Growing up on Long Island, Messina had posters of “Serpico” and “Dog Day Afternoon” hanging on his bedroom wall. Following Al Pacino’s footsteps, Messina turned to the New York theater scene and made his way from off-off-Broadway to off-Broadway to Broadway. “I got my ass kicked here as an actor for so long,” Messina recalled. “I got a lot of bit parts in plays, but I also struggled here a lot.” One of those bit parts was in the 2003 revival reading of Oscar Wilde’s “Salome,” in which he “died in the first 20 minutes,” with the production not only marking Messina’s Broadway debut but the first time he worked with Pacino. Now 11 years later, Messina has just wrapped up working with Pacino again on David Gordon Green’s “Manglehorn,” playing his son. “It’s nice to be back with him, doing something more meaty together,” Messina said.
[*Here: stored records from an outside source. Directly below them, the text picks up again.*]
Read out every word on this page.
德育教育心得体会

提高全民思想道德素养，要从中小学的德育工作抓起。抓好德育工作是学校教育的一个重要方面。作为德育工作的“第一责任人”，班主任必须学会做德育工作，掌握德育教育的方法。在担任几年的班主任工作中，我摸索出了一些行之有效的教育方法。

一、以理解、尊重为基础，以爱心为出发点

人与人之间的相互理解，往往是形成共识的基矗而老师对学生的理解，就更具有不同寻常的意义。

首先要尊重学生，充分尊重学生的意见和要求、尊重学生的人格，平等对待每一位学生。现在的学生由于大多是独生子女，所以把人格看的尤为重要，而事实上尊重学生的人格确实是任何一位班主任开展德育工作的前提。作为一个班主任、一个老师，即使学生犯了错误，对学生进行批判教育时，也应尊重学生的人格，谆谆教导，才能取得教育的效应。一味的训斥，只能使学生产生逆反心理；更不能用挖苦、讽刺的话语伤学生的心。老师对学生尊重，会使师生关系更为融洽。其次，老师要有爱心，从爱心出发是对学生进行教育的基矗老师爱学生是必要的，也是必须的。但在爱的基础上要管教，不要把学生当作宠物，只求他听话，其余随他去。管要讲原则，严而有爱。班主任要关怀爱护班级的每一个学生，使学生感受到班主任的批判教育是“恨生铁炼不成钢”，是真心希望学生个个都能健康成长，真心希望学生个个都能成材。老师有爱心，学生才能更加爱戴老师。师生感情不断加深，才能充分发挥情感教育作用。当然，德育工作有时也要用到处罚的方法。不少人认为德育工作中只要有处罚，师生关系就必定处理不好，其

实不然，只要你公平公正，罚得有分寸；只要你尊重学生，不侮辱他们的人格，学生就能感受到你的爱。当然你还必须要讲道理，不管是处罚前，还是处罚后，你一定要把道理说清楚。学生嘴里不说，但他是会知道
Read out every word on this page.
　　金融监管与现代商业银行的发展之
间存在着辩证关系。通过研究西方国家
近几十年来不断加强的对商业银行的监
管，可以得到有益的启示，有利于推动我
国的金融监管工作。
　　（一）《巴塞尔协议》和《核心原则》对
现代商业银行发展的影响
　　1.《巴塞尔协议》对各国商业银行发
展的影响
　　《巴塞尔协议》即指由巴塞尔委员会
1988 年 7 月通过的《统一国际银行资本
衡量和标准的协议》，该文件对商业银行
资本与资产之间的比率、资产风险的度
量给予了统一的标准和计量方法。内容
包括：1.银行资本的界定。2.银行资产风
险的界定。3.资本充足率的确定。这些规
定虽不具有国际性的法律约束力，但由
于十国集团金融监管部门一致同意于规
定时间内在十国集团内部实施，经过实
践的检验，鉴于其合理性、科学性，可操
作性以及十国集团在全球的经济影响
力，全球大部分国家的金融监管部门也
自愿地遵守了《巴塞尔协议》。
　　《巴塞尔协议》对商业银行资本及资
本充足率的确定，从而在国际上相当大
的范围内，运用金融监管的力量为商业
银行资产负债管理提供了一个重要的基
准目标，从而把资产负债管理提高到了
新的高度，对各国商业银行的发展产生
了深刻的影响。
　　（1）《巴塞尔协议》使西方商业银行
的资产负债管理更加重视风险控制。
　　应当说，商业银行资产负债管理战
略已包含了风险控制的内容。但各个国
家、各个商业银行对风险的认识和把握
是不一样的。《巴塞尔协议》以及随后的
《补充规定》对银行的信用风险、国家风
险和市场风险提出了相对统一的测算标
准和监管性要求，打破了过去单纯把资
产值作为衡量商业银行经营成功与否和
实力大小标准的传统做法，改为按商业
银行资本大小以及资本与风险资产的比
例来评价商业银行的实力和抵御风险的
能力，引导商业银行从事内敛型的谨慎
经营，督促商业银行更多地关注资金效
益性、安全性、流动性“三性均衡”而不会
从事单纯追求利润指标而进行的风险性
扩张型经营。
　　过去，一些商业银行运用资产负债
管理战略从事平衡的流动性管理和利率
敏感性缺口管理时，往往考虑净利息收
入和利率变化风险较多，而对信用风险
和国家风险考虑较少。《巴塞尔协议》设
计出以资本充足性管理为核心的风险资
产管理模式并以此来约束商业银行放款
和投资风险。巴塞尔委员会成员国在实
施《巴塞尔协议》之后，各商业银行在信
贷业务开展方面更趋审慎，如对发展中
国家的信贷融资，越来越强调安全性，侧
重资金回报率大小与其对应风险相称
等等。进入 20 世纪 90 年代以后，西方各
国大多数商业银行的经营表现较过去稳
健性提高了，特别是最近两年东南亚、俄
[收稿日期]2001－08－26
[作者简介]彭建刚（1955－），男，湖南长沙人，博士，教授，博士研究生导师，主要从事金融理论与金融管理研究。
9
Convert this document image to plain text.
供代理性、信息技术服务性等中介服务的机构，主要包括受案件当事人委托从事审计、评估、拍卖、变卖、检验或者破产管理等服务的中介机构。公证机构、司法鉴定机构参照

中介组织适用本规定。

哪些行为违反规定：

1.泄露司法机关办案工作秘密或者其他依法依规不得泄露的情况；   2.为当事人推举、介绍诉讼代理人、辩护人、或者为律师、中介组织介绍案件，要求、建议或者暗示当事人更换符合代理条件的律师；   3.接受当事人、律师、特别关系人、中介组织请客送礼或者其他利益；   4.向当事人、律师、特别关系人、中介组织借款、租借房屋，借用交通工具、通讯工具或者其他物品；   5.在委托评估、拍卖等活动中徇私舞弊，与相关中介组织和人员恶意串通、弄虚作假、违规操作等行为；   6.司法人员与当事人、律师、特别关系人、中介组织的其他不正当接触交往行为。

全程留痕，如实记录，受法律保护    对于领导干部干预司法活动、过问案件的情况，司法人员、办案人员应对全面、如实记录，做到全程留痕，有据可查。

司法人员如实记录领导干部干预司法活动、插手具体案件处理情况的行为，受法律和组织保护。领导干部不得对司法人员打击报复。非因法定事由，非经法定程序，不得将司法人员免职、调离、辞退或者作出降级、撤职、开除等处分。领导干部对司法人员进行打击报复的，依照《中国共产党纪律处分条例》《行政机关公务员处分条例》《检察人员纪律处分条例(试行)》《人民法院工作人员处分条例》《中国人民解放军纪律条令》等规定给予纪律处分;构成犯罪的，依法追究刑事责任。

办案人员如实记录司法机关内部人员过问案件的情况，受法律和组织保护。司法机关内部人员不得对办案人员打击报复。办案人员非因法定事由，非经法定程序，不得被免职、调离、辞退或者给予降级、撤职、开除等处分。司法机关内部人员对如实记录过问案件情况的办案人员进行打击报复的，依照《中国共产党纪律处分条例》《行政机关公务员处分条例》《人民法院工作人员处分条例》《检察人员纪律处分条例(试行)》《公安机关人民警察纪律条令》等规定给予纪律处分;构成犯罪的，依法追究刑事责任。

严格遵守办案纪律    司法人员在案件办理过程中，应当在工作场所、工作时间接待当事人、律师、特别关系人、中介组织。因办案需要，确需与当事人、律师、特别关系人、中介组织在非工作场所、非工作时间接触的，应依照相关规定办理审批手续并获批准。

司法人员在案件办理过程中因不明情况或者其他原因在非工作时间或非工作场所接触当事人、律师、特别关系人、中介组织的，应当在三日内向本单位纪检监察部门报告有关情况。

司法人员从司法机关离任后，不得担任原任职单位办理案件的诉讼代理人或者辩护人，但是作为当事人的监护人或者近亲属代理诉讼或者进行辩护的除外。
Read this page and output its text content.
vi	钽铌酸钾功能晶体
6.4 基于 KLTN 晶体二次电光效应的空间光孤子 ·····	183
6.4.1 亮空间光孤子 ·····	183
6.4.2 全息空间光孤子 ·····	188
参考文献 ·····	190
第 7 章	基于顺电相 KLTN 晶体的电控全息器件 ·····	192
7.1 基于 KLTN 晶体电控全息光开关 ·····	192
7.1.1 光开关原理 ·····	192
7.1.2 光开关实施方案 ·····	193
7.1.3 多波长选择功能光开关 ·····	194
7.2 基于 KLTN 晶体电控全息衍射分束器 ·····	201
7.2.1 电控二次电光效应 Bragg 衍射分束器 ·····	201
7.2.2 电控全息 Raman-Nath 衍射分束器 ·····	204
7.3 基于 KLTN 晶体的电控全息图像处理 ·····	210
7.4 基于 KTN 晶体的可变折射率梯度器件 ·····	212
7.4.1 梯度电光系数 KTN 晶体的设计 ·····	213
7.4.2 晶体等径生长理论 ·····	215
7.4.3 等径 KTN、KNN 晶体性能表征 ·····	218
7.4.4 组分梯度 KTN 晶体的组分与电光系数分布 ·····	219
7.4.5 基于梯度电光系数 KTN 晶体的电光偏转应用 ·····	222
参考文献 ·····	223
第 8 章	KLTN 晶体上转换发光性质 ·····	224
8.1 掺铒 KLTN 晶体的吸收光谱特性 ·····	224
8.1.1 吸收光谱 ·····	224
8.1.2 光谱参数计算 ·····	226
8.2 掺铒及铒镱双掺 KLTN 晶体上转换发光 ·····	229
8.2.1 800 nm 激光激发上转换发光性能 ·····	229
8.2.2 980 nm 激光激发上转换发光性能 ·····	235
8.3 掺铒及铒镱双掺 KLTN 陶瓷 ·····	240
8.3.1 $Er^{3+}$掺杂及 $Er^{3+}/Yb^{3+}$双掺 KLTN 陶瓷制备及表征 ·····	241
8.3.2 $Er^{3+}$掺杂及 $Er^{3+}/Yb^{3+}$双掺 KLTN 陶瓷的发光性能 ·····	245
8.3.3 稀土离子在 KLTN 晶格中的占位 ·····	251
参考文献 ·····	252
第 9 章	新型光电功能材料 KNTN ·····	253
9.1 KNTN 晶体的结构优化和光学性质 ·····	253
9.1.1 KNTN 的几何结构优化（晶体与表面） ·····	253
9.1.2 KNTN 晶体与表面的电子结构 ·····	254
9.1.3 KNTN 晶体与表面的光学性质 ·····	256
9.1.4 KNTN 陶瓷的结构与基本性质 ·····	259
Wanting to take a break from the fast pacing, cuts and dialogue of his current two television gigs (“The Mindy Project” and “The Newsroom”), Messina looked to direct a film with a slower pace. “I wanted to return where I feel more at home,” he explained. Producers Jamie Patricof and Crystal Powell (whose combined credits include “The Place Beyond The Pines,” “Blue Valentine” and “Half Nelson”) gave him a script that “was a big collage of all of these different characters in Venice.” Messina worked with them and the screenwriting team (Jessica Goldberg, Katie Nihra and Justin Chilton), narrowing the script down to one central family. From there, they rounded up a stellar cast and crew (including David Wingo, David Gordon Green’s frequent composer) and that’s how “Alex of Venice” came to be.  

In regards to the film’s cast, Messina said he looked for actors who wanted to play these roles and didn’t want anyone doing him any favors. With only 21 days to shoot, “you just wanted everybody onboard and there’s no trailers,” he said. “You’re moving really quickly.” Lead Mary Elizabeth Winstead “came in and read and she was amazing. She also had a strong need to play the part.” Messina had to nearly beg Don Johnson to play the father, but once Johnson joined in, he was “so committed” to the role.

Prepping for filming, Messina looked to films like “Hannah and Her Sisters” and “Kramer vs. Kramer,” with “All The Real Girls” being “a big influence,” and filmmakers like Hal Ashby and Robert Altman. “Those are the movies that made me want to be an actor,” he said, “and so I wanted the film to kind of have that kind of look and feel.” While mentioning these films, Messina couldn’t help but sidetrack modestly and say things like “I couldn’t do any of it” and that he thought most of the shots in “Alex of Venice” were stolen from movies he liked, but “weren’t executed properly.”

Messina combined this passion for a certain style of film (“trying to let the camera meditate on the characters, not a lot of cutting”) with his years of experience on film sets and his continuing interest in filmmaking techniques, referring to the website Cinephilia & Beyond as a great resource. He also heeded advice from directors including Ben Affleck (“very helpful, so smart”) and Sam Mendes. The latter told him that “every actor comes with a gift and that it’s the director’s job to let that gift out,” which Messina took to heart.

While shooting “Alex of Venice,” Messina saw his role onset more as a guiding hand. “When you have great actors, like in ‘Alex of Venice,’ I could let the camera go and it was always terrific to watch,” he said. Sometimes he would even let that camera “run and run and run” for as long as 27 minutes. “I think directors like to direct too much,” he added. “I feel like they have to do that. I think sometimes you have to just shut up.”

Looking back at his first time directing, Messina identified the best thing that he did was to stay out of the actors’ way while “the number one dumbest thing” was to juggle two jobs at once. That said, he definitely wants to direct again, if just to correct the “so many mistakes” he thinks he made during “Alex of Venice.”

Still, Messina added that he already has another directing project lined up (“A New York movie about a New York firefighter,” he said, penned by “Alex in Venice” co-screenwriter Jessica Goldberg). “I’m lucky,” he said, hinting that he hoped that luck would continue.